We work each day with a variety of entrepreneurs and, no matter their age, experience level or type of business, we find they all fall into one of five categories, depending upon the stage of business life cycle they're navigating.
Sure, we hate to generalize--and everyone's situation is unique and requires a personalized game plan--but there are certain universal trends in the business and financing world.
We've developed the five personas that we see most often.
First up is The Crisis Manager, who is facing a code red situation. At some point, nearly everyone finds themselves in this position.
This entrepreneur is dealing with a critical event that could kill their business. Maybe it's something like the loss of a key supplier or a sudden decline in revenues. Whatever the case, action is needed quickly.
The Crisis Manager typically needs a bit of financial relief. Tactics such as debt restructuring, changing the type of finance or even changing the lender entirely help provide breathing room.
Then there's what we call The Plateaued, a/k/a the would-be expander.
These entrepreneurs aren't failing at this stage, but they aren't exactly setting the world on fire, either. Whether the management team is suspect or there's just a lack of growth, these companies seem to be running in place and are not sure how to grow.

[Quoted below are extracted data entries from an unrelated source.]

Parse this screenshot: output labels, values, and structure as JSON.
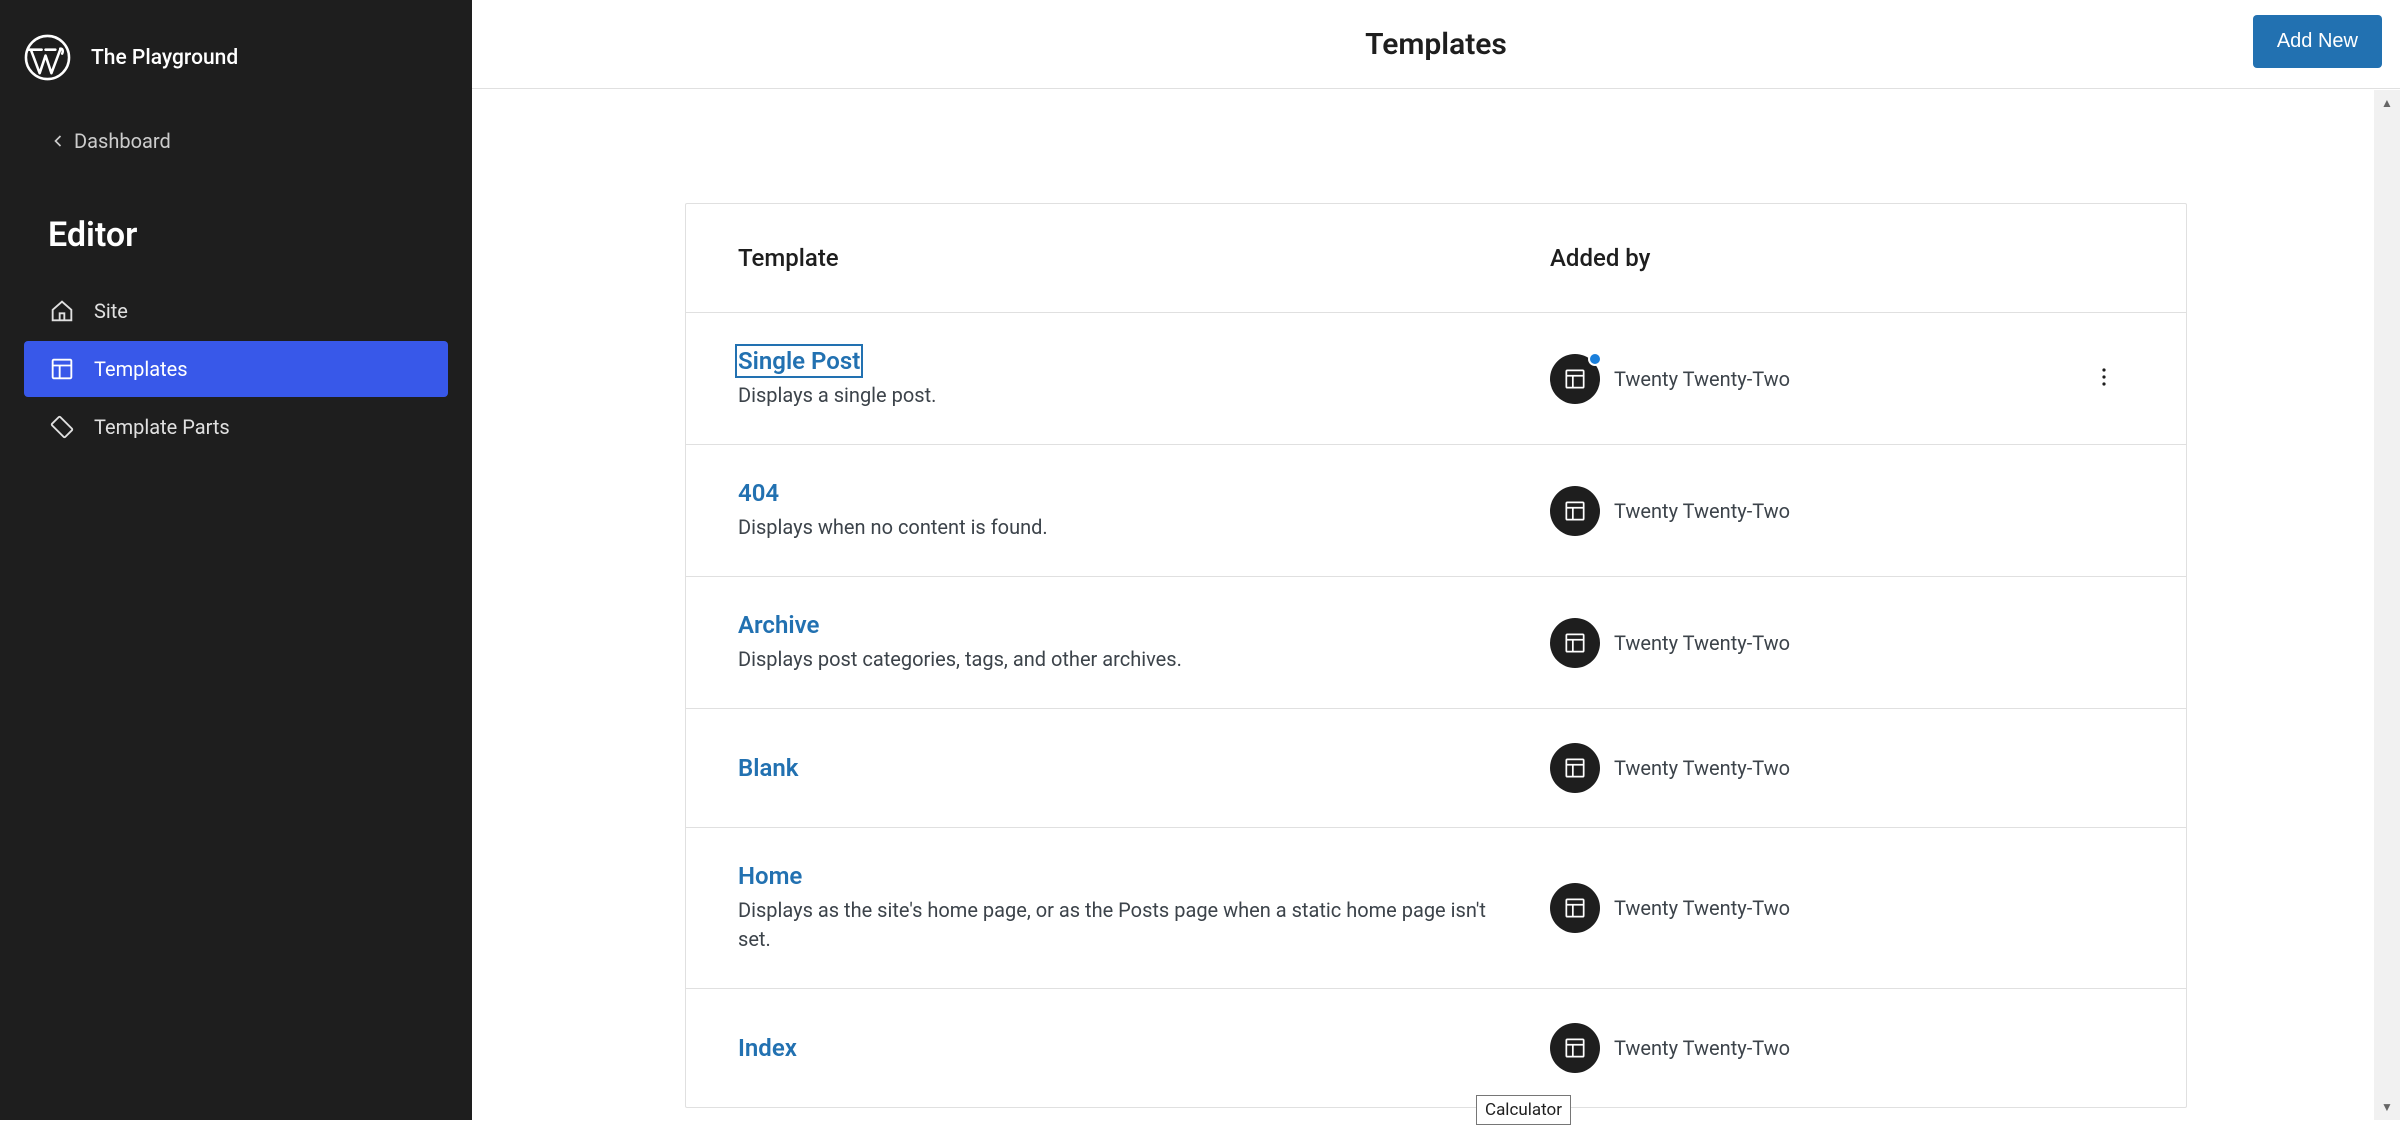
{
  "site_title": "The Playground",
  "back_link": "Dashboard",
  "sidebar_heading": "Editor",
  "nav": [
    {
      "label": "Site"
    },
    {
      "label": "Templates"
    },
    {
      "label": "Template Parts"
    }
  ],
  "page_title": "Templates",
  "add_new": "Add New",
  "table": {
    "col_template": "Template",
    "col_addedby": "Added by"
  },
  "rows": [
    {
      "name": "Single Post",
      "desc": "Displays a single post.",
      "added_by": "Twenty Twenty-Two",
      "focused": true,
      "has_dot": true,
      "has_actions": true
    },
    {
      "name": "404",
      "desc": "Displays when no content is found.",
      "added_by": "Twenty Twenty-Two"
    },
    {
      "name": "Archive",
      "desc": "Displays post categories, tags, and other archives.",
      "added_by": "Twenty Twenty-Two"
    },
    {
      "name": "Blank",
      "desc": "",
      "added_by": "Twenty Twenty-Two"
    },
    {
      "name": "Home",
      "desc": "Displays as the site's home page, or as the Posts page when a static home page isn't set.",
      "added_by": "Twenty Twenty-Two"
    },
    {
      "name": "Index",
      "desc": "",
      "added_by": "Twenty Twenty-Two"
    }
  ],
  "stray_label": "Calculator"
}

Our job with these wanna bes is to give them direction. Often, that means pointing them toward the federal Small Business Administration (SBA), which has worked with these kinds of entrepreneurs before. The agency also backs numerous affordable loan programs, which might be enough to get The Stuck out of the Waffle House and into a more proactive mode.

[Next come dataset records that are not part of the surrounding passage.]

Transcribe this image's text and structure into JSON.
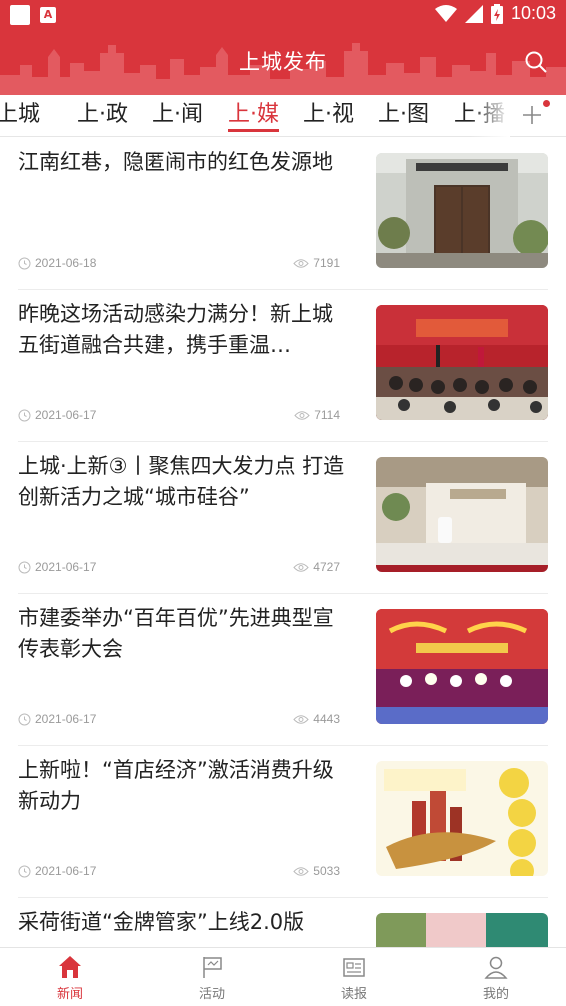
{
  "status_bar": {
    "time": "10:03"
  },
  "header": {
    "title": "上城发布"
  },
  "tabs": [
    {
      "label": "上城",
      "active": false
    },
    {
      "label": "上·政",
      "active": false
    },
    {
      "label": "上·闻",
      "active": false
    },
    {
      "label": "上·媒",
      "active": true
    },
    {
      "label": "上·视",
      "active": false
    },
    {
      "label": "上·图",
      "active": false
    },
    {
      "label": "上·播",
      "active": false
    }
  ],
  "colors": {
    "brand": "#d9353c",
    "text": "#222222",
    "meta": "#9a9a9a"
  },
  "articles": [
    {
      "title": "江南红巷，隐匿闹市的红色发源地",
      "date": "2021-06-18",
      "views": "7191",
      "thumb": "gate"
    },
    {
      "title": "昨晚这场活动感染力满分！新上城五街道融合共建，携手重温…",
      "date": "2021-06-17",
      "views": "7114",
      "thumb": "hall"
    },
    {
      "title": "上城·上新③丨聚焦四大发力点 打造创新活力之城“城市硅谷”",
      "date": "2021-06-17",
      "views": "4727",
      "thumb": "exhibit"
    },
    {
      "title": "市建委举办“百年百优”先进典型宣传表彰大会",
      "date": "2021-06-17",
      "views": "4443",
      "thumb": "stage"
    },
    {
      "title": "上新啦！“首店经济”激活消费升级新动力",
      "date": "2021-06-17",
      "views": "5033",
      "thumb": "infographic"
    },
    {
      "title": "采荷街道“金牌管家”上线2.0版",
      "date": "",
      "views": "",
      "thumb": "street"
    }
  ],
  "bottom_nav": [
    {
      "label": "新闻",
      "icon": "home-icon",
      "active": true
    },
    {
      "label": "活动",
      "icon": "flag-icon",
      "active": false
    },
    {
      "label": "读报",
      "icon": "newspaper-icon",
      "active": false
    },
    {
      "label": "我的",
      "icon": "user-icon",
      "active": false
    }
  ]
}
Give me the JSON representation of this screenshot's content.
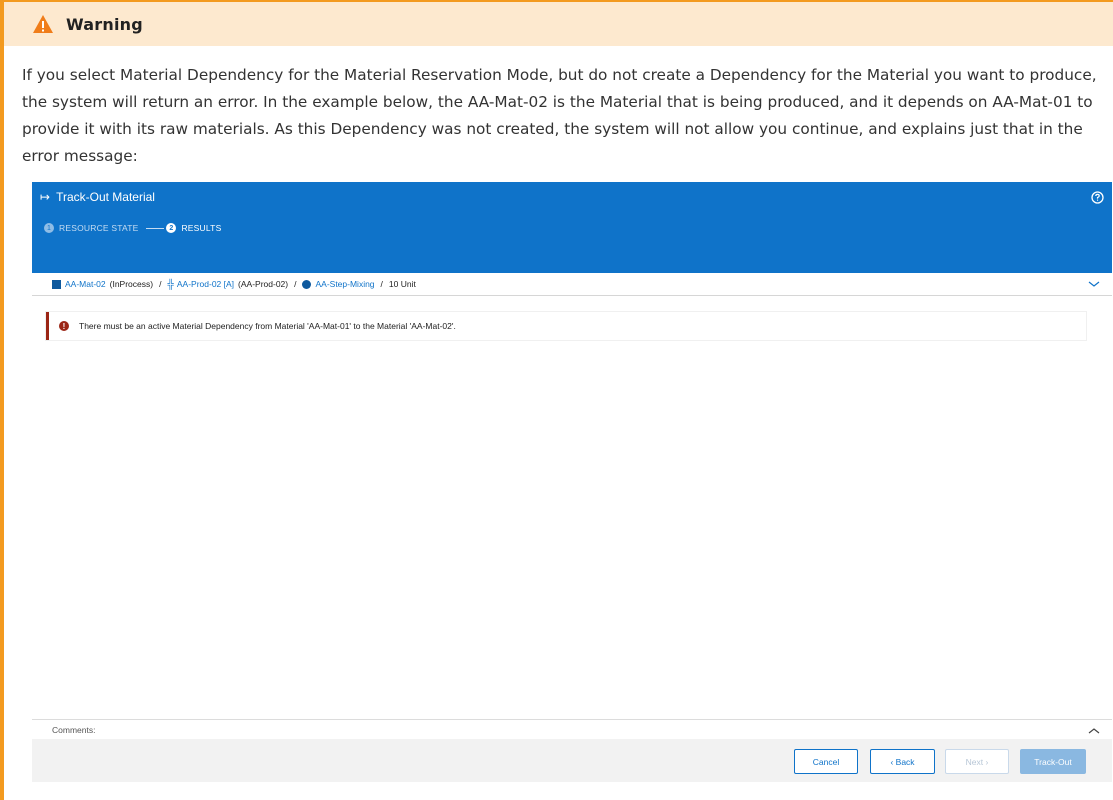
{
  "warning": {
    "title": "Warning",
    "body": "If you select Material Dependency for the Material Reservation Mode, but do not create a Dependency for the Material you want to produce, the system will return an error. In the example below, the AA-Mat-02 is the Material that is being produced, and it depends on AA-Mat-01 to provide it with its raw materials. As this Dependency was not created, the system will not allow you continue, and explains just that in the error message:"
  },
  "app": {
    "title": "Track-Out Material",
    "steps": [
      {
        "number": "1",
        "label": "RESOURCE STATE"
      },
      {
        "number": "2",
        "label": "RESULTS"
      }
    ],
    "breadcrumb": {
      "material": "AA-Mat-02",
      "material_state": "(InProcess)",
      "resource": "AA-Prod-02 [A]",
      "resource_name": "(AA-Prod-02)",
      "step": "AA-Step-Mixing",
      "quantity": "10 Unit",
      "separator": "/"
    },
    "error_message": "There must be an active Material Dependency from Material 'AA-Mat-01' to the Material 'AA-Mat-02'.",
    "comments_label": "Comments:",
    "buttons": {
      "cancel": "Cancel",
      "back": "‹  Back",
      "next": "Next  ›",
      "trackout": "Track-Out"
    }
  },
  "colors": {
    "accent": "#0f73c9",
    "warning_border": "#f39a1f",
    "warning_bg": "#fde9cf",
    "error": "#9b2515"
  }
}
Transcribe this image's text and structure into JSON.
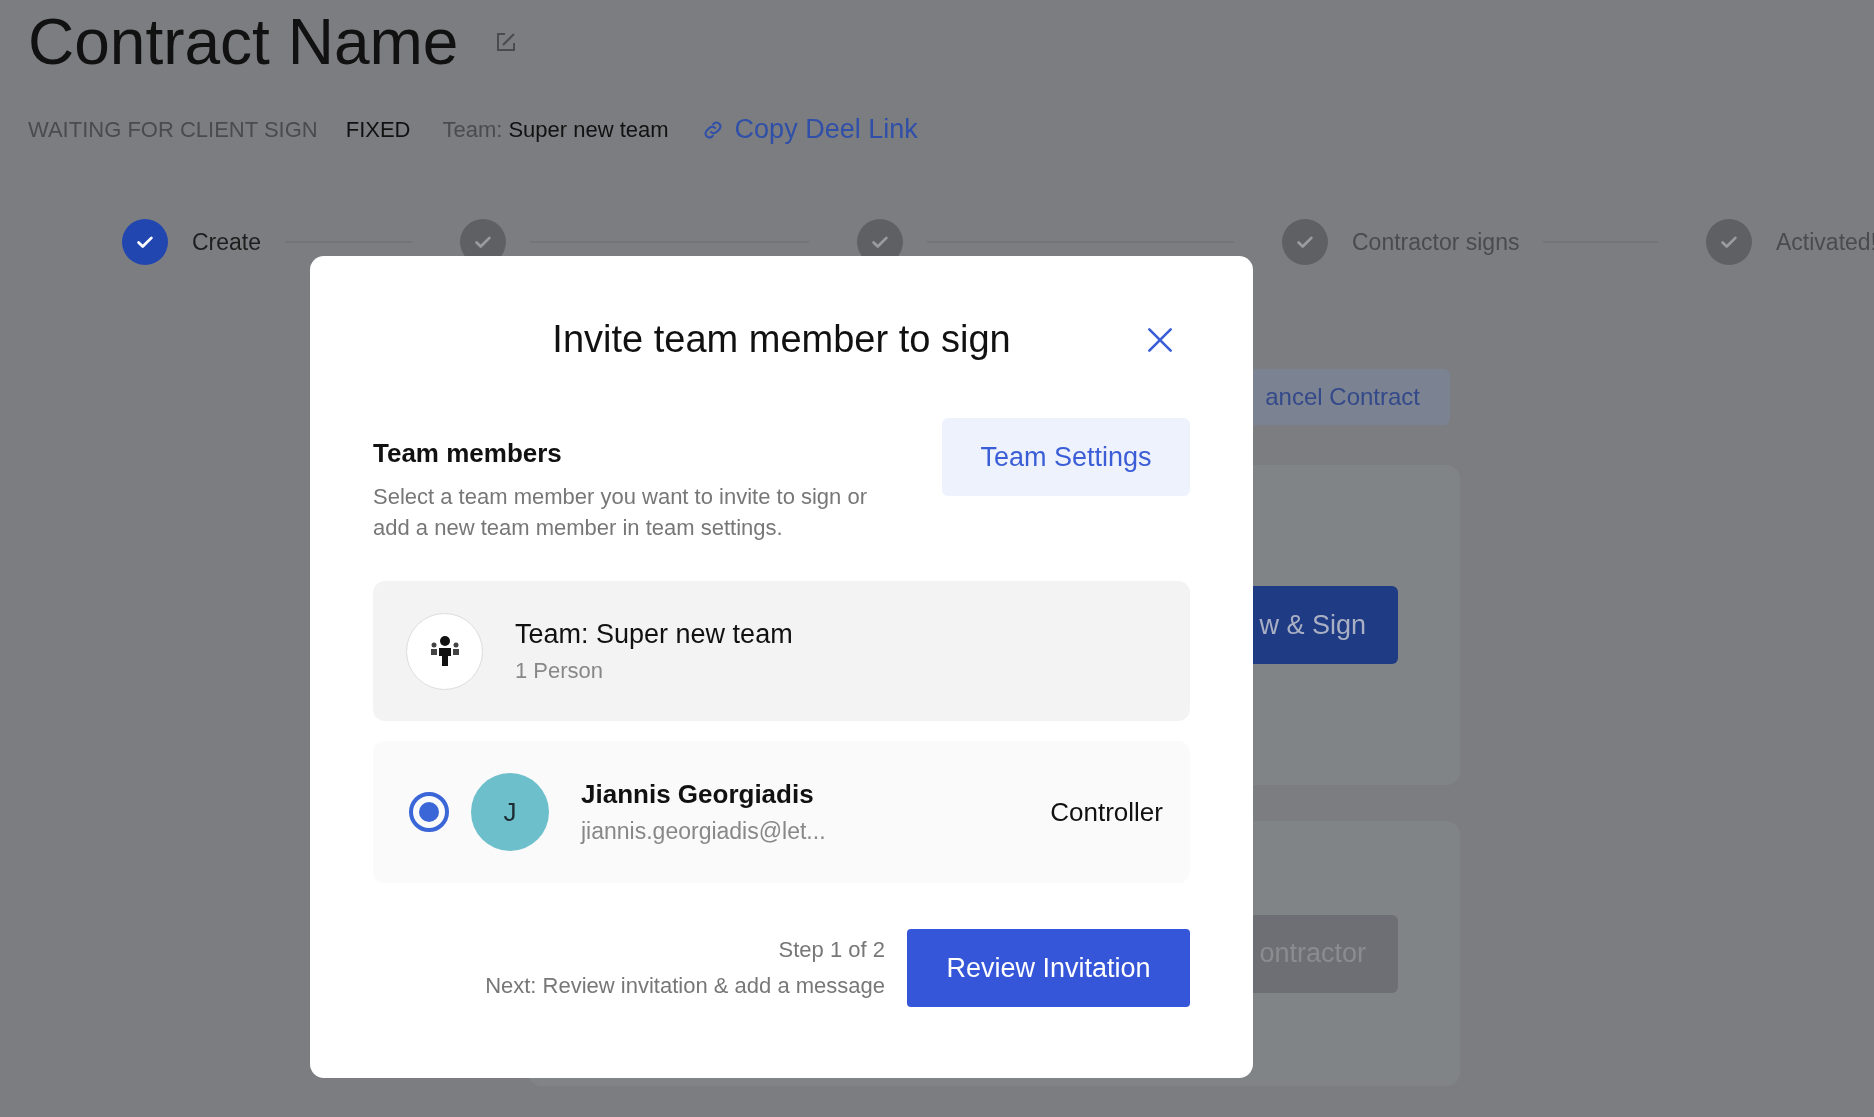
{
  "page": {
    "title": "Contract Name",
    "status": "WAITING FOR CLIENT SIGN",
    "type": "FIXED",
    "team_label": "Team:",
    "team_name": "Super new team",
    "copy_link": "Copy Deel Link"
  },
  "steps": [
    {
      "label": "Create",
      "active": true
    },
    {
      "active": false
    },
    {
      "active": false
    },
    {
      "label": "Contractor signs",
      "active": false
    },
    {
      "label": "Activated!",
      "active": false
    }
  ],
  "background_actions": {
    "cancel": "ancel Contract",
    "sign": "w & Sign",
    "contractor": "ontractor"
  },
  "modal": {
    "title": "Invite team member to sign",
    "section_title": "Team members",
    "description": "Select a team member you want to invite to sign or add a new team member in team settings.",
    "settings_button": "Team Settings",
    "team": {
      "name": "Team: Super new team",
      "count": "1 Person"
    },
    "members": [
      {
        "initial": "J",
        "name": "Jiannis Georgiadis",
        "email": "jiannis.georgiadis@let...",
        "role": "Controller",
        "selected": true,
        "color": "#6cbfcb"
      }
    ],
    "step": "Step 1 of 2",
    "next": "Next: Review invitation & add a message",
    "primary_button": "Review Invitation"
  }
}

A happy entrepreneur is what we call The Contented--the person who wants to milk the cow.
Things are going well: Business is booming (or at least is strong and steady), and their finances are in good shape.

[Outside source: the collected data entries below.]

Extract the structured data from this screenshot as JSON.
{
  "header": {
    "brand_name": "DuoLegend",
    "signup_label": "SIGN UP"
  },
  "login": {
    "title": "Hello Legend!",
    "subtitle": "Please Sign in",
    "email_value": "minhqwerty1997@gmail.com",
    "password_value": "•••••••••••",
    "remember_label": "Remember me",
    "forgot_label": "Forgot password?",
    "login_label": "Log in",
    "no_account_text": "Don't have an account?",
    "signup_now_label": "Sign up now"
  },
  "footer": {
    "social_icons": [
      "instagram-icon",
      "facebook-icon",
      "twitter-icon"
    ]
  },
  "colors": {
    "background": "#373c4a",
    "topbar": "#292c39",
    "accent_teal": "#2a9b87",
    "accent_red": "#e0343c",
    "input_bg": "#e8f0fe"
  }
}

Still, there are plenty of things this entrepreneur can be doing. For example, securing a line of credit when it isn't immediately needed one is the best way to get a good rate and prepare for potential pitfalls ahead. When the pressure's off, it's also a good time to do things such as developing a succession plan.
The cousin of The Contented is The Grower, who may also be known as The Expander.
Here we have an entrepreneur who is succeeding, but could still take performance to the next level. That could mean adding a production line, developing new products, expanding facilities or one of dozens of other positive steps.
The Grower likely is a prime candidate for an SBA loan or perhaps asset-specific financing is in order instead of general cash flow financing. Thankfully, there are options galore here.
Finally, there's The Exiter, who may sound like a superhero, but is really just someone looking to maximize the process of cashing out.
That sounds easy, but it actually can be both complicated and time consuming, as the clean-up process should begin three years before the actual sale. Choosing the right advisor is crucial and it's equally important to complete tasks such as shifting debt off the balance sheet.
It's the little things that make a difference and will determine how much of premium The Exiter walks away with when all is said and done.
In summary, there may be five main stages of entrepreneurship we see, but they all require vastly different approaches; even those must be fine tuned to tackle the unique circumstances with any business.